The Jacksons couldn’t have picked a better evening to perform at the Greenwich Music Time Festival. With temperatures set at a positively tropical mid 20s during a gorgeously balmy Thursday evening, it created the perfect mood for a night where feel-good nostalgia would reign supreme for 90 minutes.
Greenwich Music Time is a fairly new outdoor festival that hosts a six day series of concerts in the grounds of the stunningly opulent Royal Naval College, located in the centre of Greenwich in close proximity to the River Thames. Unlike other festivals, instead of having a multiple bill, each act gets to perform a full set for one night. This year’s line-up included Sir Cliff Richard, Little Mix, Alexander O’Neal and Michael Ball.
The Jacksons are currently celebrating an impressive 50 years in showbusiness and have been pretty active on the summer festival circuit, having just performed at the Love Supreme Festival less than a week ago and Glastonbury the week before. It was against this backdrop that Jackie, Tito, Jermaine and Marlon took to the stage to deliver a solid set which aptly demonstrated what a quality and extensive discography the super group have amassed throughout the decades.
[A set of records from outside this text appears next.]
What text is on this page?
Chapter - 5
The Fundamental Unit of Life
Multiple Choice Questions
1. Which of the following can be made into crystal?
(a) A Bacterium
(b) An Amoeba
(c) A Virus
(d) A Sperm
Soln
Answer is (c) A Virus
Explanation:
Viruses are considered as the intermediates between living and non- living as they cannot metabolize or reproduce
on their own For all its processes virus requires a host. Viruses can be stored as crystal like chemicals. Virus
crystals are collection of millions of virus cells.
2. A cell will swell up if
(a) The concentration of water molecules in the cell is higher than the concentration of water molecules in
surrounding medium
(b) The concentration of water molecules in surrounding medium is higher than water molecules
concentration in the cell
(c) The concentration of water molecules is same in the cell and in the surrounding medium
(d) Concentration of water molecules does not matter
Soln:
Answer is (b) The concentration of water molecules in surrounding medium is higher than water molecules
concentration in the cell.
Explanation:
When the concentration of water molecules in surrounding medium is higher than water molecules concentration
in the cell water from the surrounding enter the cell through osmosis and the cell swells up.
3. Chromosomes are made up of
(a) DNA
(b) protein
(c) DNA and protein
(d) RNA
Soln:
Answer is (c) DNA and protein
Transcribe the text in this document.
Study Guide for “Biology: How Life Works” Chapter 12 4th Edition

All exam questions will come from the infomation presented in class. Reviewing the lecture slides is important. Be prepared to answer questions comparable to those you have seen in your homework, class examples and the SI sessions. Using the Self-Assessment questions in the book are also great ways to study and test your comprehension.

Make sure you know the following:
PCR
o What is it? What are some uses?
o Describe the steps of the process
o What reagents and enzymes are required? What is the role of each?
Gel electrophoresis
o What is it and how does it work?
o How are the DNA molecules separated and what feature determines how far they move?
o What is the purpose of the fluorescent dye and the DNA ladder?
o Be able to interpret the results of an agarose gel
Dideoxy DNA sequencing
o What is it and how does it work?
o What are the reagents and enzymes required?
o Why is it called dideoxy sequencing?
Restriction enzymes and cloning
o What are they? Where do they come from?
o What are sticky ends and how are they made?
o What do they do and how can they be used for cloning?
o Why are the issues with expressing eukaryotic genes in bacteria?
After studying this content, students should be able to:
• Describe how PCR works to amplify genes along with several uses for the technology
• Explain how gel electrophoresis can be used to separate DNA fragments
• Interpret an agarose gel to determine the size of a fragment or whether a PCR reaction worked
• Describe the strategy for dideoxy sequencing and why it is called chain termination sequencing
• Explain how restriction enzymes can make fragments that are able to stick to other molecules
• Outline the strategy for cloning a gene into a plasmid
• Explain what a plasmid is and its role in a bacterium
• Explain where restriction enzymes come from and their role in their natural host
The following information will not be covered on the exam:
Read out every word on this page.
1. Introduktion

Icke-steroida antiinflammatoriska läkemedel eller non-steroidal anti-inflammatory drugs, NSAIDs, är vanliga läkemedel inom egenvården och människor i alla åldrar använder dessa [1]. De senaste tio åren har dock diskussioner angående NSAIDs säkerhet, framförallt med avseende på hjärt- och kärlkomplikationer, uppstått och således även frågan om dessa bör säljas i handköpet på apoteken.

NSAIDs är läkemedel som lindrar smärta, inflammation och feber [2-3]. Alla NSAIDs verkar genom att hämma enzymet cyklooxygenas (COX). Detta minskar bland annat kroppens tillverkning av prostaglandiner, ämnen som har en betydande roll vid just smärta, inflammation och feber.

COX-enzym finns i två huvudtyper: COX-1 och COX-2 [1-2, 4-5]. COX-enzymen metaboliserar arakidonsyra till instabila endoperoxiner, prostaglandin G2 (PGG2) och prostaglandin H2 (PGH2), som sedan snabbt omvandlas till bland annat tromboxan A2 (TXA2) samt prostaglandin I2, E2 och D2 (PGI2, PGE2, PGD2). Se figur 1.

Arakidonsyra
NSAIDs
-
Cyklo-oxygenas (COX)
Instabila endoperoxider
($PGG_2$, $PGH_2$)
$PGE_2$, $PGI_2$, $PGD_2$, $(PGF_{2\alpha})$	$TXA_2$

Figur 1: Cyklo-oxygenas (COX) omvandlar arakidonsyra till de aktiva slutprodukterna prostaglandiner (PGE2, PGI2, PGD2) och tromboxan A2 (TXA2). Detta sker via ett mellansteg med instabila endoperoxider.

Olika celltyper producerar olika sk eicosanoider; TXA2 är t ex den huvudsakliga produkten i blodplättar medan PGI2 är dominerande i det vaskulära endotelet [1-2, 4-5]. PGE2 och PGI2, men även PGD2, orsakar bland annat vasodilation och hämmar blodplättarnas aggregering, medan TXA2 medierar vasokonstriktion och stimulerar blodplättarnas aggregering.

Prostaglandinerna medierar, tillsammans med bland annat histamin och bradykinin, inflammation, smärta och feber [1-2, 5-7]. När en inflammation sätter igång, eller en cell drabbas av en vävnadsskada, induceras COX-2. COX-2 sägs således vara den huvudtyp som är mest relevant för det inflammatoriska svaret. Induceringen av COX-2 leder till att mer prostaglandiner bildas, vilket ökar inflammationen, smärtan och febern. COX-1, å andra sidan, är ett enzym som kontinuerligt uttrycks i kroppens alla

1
Opening with the iconic bassline of the post-disco classic Can You Feel It, the brothers confidently strutted onto the stage decked in sparkly black shirts with matching trousers. If you’re an eighties kid like myself, no doubt the video to accompany this track will hold a special place in your heart, as it was so ahead of its time stylistically speaking.
Released in 1981, the band had regrouped briefly following MJ’s game-changing and hugely successful Off The Wall album. The track was a triumphant return to form for the brothers, and in the futuristic promo clip they looked like larger than life black superheroes, sprinkling magical gold dust on us mere minions hoping for a single iota of that innate wonder they appeared to have by the bucketload. Having survived so long in what is often described as a ruthless and unforgiving business, in 2017 unsurprisingly the group have lost a little bit of that zeal captured so magnificently in that iconic video. Those famous dance steps, once so fluid and effortless, seemed more staccato and cumbersome, which is totally understandable.
But in truth, it mattered not to the enthusiastic audience comprised mainly of middle aged folk with smatterings of young children no doubt coerced by their parents to attend. The brothers then powered through their soul/funk hits, indelible classics like Enjoy Yourself, Dancing Machine and Blame It On The Boogie fired off in quick succession, giving the audience no time to catch their breath.
Although the music was great, at times the show did feel a bit flat, as if the group were a tad fatigued behind the choreographed routines and smiles. It wasn’t until mid-way through when Jermaine performed a rousing rendition of his brother’s tear-inducing ballad Gone Too Soon that I felt a true connection was created between the band and the audience. Jermaine’s tender alto is a thing of beauty. Whereas he seems to struggle somewhat with having to match MJ’s pitch perfect soprano on the songs where he sang lead, this particular track allowed him the space to do things his way.
The performance was accompanied by gorgeous images of the group dressed in typical ’60s and ’70s outfits with a beautiful, beaming Michael placed centre stage. Jermaine spoke of what a difficult time it was for the family this time of year as it marks the anniversary of Michael’s death. He also spoke of the sadness he felt over the Grenfell fire tragedy and offered words of comfort to anyone who had recently suffered loss, which was was a touching gesture.
The special tribute seemed to be cathartic for the brothers because almost instantly the energy of the show moved up a notch. They danced a little more joyously, bantered with the audience, and Marlon made us chuckle with his enthusiastic reenactments of Michael’s famous dance moves. By the time the show began to wind down with a well placed performance of Shake Your Body (Down To The Ground), sunset had long descended upon the hallowed grounds of the Naval College and it was time to wrap things up.
The Greenwich Music Time Festival is a real treat for Londoners and I only hope it continues to grow from strength to strength. With breathtaking scenery, an eclectic line-up of performers and a crowd made up of music lovers of all ages, it ticks all the boxes and should be pencilled in as a ‘must-attend’ for your list of festivals for 2018.